There are several reasons as to why revoking Article 50 without any say from the electorate would further deepen divisions in the UK, increase an already growing distrust in politicians, and shatter the already frail mantle of democracy in this country. By overturning the process of leaving the EU without a democratic mandate, the Liberal Democrats serve to further frustrate and anger the already large number of citizens who feel let down by Parliament’s failure to succeed on compromising on any possible Brexit deal.
This is not to say that the blame for this should lay solely at the Remainers’ door as the Brexiteers’ ever-shifting vision of leaving the EU has done more to block us from leaving in a somewhat orderly fashion. However, revoking Article 50 effectively tells those still passionate about Brexit that their concerns, directed in the right place or not, simply don’t matter.

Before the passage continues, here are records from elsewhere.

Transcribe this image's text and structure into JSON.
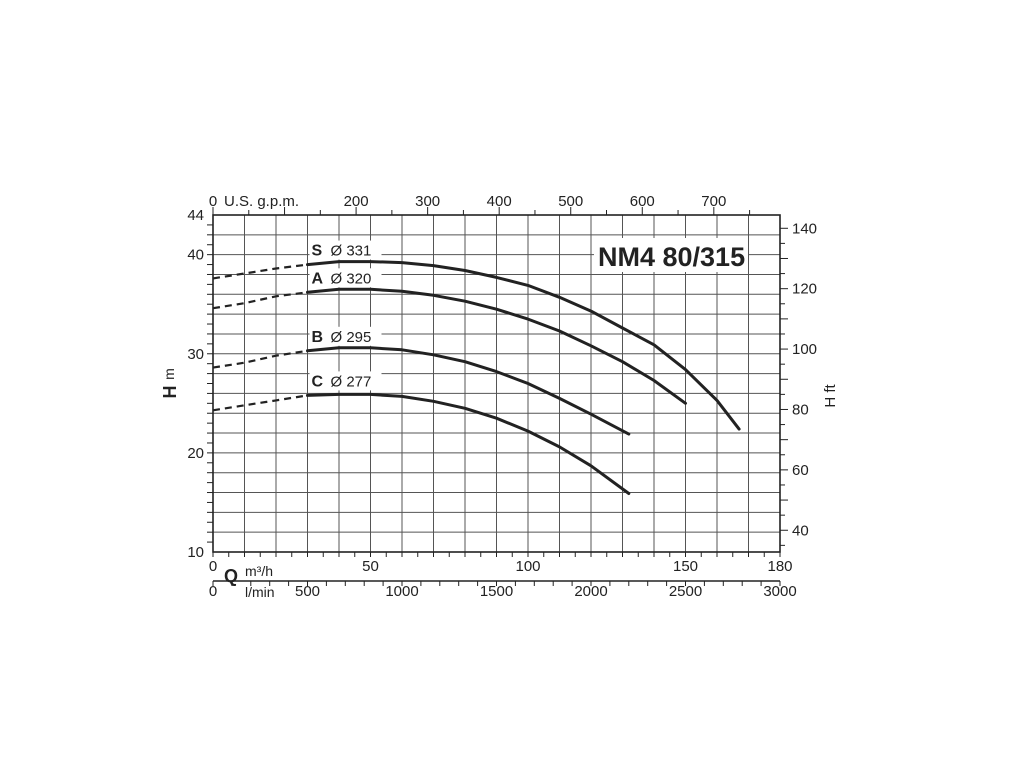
{
  "chart_data": {
    "type": "line",
    "title": "NM4 80/315",
    "x_bottom": {
      "label_letter": "Q",
      "unit": "m³/h",
      "range": [
        0,
        180
      ],
      "ticks": [
        0,
        50,
        100,
        150,
        180
      ]
    },
    "x_bottom_lmin": {
      "unit": "l/min",
      "range": [
        0,
        3000
      ],
      "ticks": [
        0,
        500,
        1000,
        1500,
        2000,
        2500,
        3000
      ]
    },
    "x_top": {
      "unit": "U.S. g.p.m.",
      "range": [
        0,
        792.5
      ],
      "ticks": [
        0,
        200,
        300,
        400,
        500,
        600,
        700
      ]
    },
    "y_left": {
      "label_letter": "H",
      "unit": "m",
      "range": [
        10,
        44
      ],
      "ticks": [
        10,
        20,
        30,
        40,
        44
      ]
    },
    "y_right": {
      "label": "H ft",
      "range": [
        32.8,
        144.4
      ],
      "ticks": [
        40,
        60,
        80,
        100,
        120,
        140
      ]
    },
    "grid": true,
    "series": [
      {
        "name": "S",
        "diameter": "Ø 331",
        "dashed": [
          [
            0,
            37.6
          ],
          [
            10,
            38.1
          ],
          [
            20,
            38.6
          ],
          [
            30,
            39.0
          ]
        ],
        "solid": [
          [
            30,
            39.0
          ],
          [
            40,
            39.3
          ],
          [
            50,
            39.3
          ],
          [
            60,
            39.2
          ],
          [
            70,
            38.9
          ],
          [
            80,
            38.4
          ],
          [
            90,
            37.7
          ],
          [
            100,
            36.9
          ],
          [
            110,
            35.7
          ],
          [
            120,
            34.3
          ],
          [
            130,
            32.6
          ],
          [
            140,
            30.9
          ],
          [
            150,
            28.4
          ],
          [
            160,
            25.3
          ],
          [
            167,
            22.4
          ]
        ]
      },
      {
        "name": "A",
        "diameter": "Ø 320",
        "dashed": [
          [
            0,
            34.6
          ],
          [
            10,
            35.1
          ],
          [
            20,
            35.8
          ],
          [
            30,
            36.2
          ]
        ],
        "solid": [
          [
            30,
            36.2
          ],
          [
            40,
            36.5
          ],
          [
            50,
            36.5
          ],
          [
            60,
            36.3
          ],
          [
            70,
            35.9
          ],
          [
            80,
            35.3
          ],
          [
            90,
            34.5
          ],
          [
            100,
            33.5
          ],
          [
            110,
            32.3
          ],
          [
            120,
            30.8
          ],
          [
            130,
            29.2
          ],
          [
            140,
            27.3
          ],
          [
            150,
            25.0
          ]
        ]
      },
      {
        "name": "B",
        "diameter": "Ø 295",
        "dashed": [
          [
            0,
            28.6
          ],
          [
            10,
            29.1
          ],
          [
            20,
            29.8
          ],
          [
            30,
            30.3
          ]
        ],
        "solid": [
          [
            30,
            30.3
          ],
          [
            40,
            30.6
          ],
          [
            50,
            30.6
          ],
          [
            60,
            30.4
          ],
          [
            70,
            29.9
          ],
          [
            80,
            29.2
          ],
          [
            90,
            28.2
          ],
          [
            100,
            27.0
          ],
          [
            110,
            25.5
          ],
          [
            120,
            23.9
          ],
          [
            132,
            21.9
          ]
        ]
      },
      {
        "name": "C",
        "diameter": "Ø 277",
        "dashed": [
          [
            0,
            24.3
          ],
          [
            10,
            24.8
          ],
          [
            20,
            25.3
          ],
          [
            30,
            25.8
          ]
        ],
        "solid": [
          [
            30,
            25.8
          ],
          [
            40,
            25.9
          ],
          [
            50,
            25.9
          ],
          [
            60,
            25.7
          ],
          [
            70,
            25.2
          ],
          [
            80,
            24.5
          ],
          [
            90,
            23.5
          ],
          [
            100,
            22.2
          ],
          [
            110,
            20.6
          ],
          [
            120,
            18.7
          ],
          [
            132,
            15.9
          ]
        ]
      }
    ]
  }
}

The truth is that people voted for Brexit for many reasons and, although I may disagree with the way that their anger is directed towards the EU, revoking Article 50 and pretending that all was fine before June 2016 is not good enough. It further endorses the widely held belief that Westminster politicians are out of touch with their voters, and the severe distrust of our politicians will only grow, and divisions will continue to widen.
If progressive candidates from the centre and the left intend on succeeding in their Remain mission, they must do so in a way that addresses the everyday issues that are felt by those who voted for political upheaval in the summer of 2016.
By outlining her intention to revoke Article 50 in the absence of any further democratic referendum, Jo Swinson and the Liberal Democrats are solely aiming to outflank the Labour Party on the issue of remain, and in the process come across as both extreme and out of touch with the electorate.